Sustainability, Vol. 18, Pages 4794: Sustainable Informativeness in Digital Accommodation Platforms and Sustainable Consumption Behavior: The Roles of Value and Trust

Fuente: Sustainability - Revista científica (MDPI)
Sustainability, Vol. 18, Pages 4794: Sustainable Informativeness in Digital Accommodation Platforms and Sustainable Consumption Behavior: The Roles of Value and Trust
Sustainability doi: 10.3390/su18104794
Authors:
Yoonjoo Park

As digital transformation accelerates in tourism and hospitality, sustainability-related information on booking platforms has become increasingly relevant to consumer decision-making. However, prior research has not sufficiently explained how such information operates as part of digital choice architecture or how it becomes meaningful for sustainable consumption decisions.

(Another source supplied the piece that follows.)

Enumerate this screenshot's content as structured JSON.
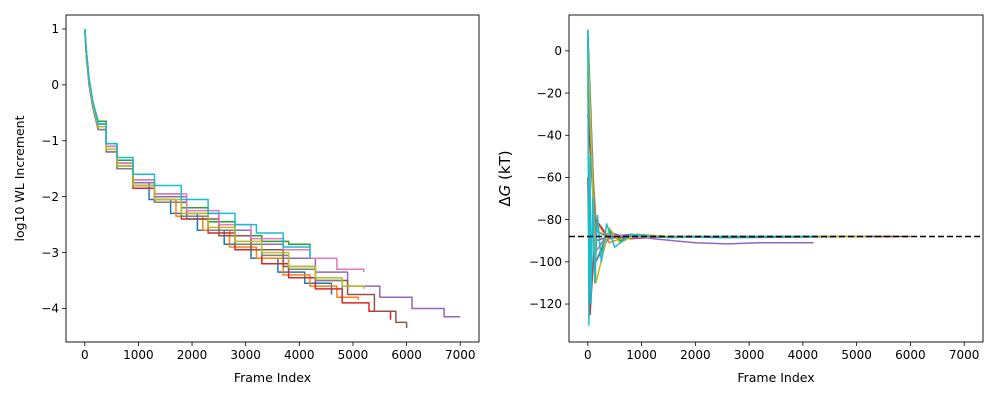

To address this gap, this study introduces sustainable informativeness as a sustainability-specific and platform-contextual construct reflecting the visibility, interpretability, usefulness, comparability, and decision-facilitating role of sustainability-related information. Drawing on digital choice architecture, value theory, and trust theory, this study examines the structural relationships among sustainable informativeness, sustainable functional value, ethical–emotional value, trust, and sustainable consumption behavior. Data were collected through an online survey of 304 Korean adult consumers with experience using digital accommodation booking platforms and analyzed using structural equation modeling. The results show that sustainable informativeness was positively associated with both value dimensions, and both value dimensions were positively associated with trust. Trust showed the strongest direct association with sustainable consumption behavior, whereas the direct association between sustainable informativeness and behavior was not significant. Significant indirect associations through value and trust suggest that sustainability-related information is more closely related to sustainable consumption behavior when it is useful, meaningful, and trustworthy. Practically, the findings suggest that platforms should design sustainability-related information to be not only visible but also comparable, interpretable, useful, and credible.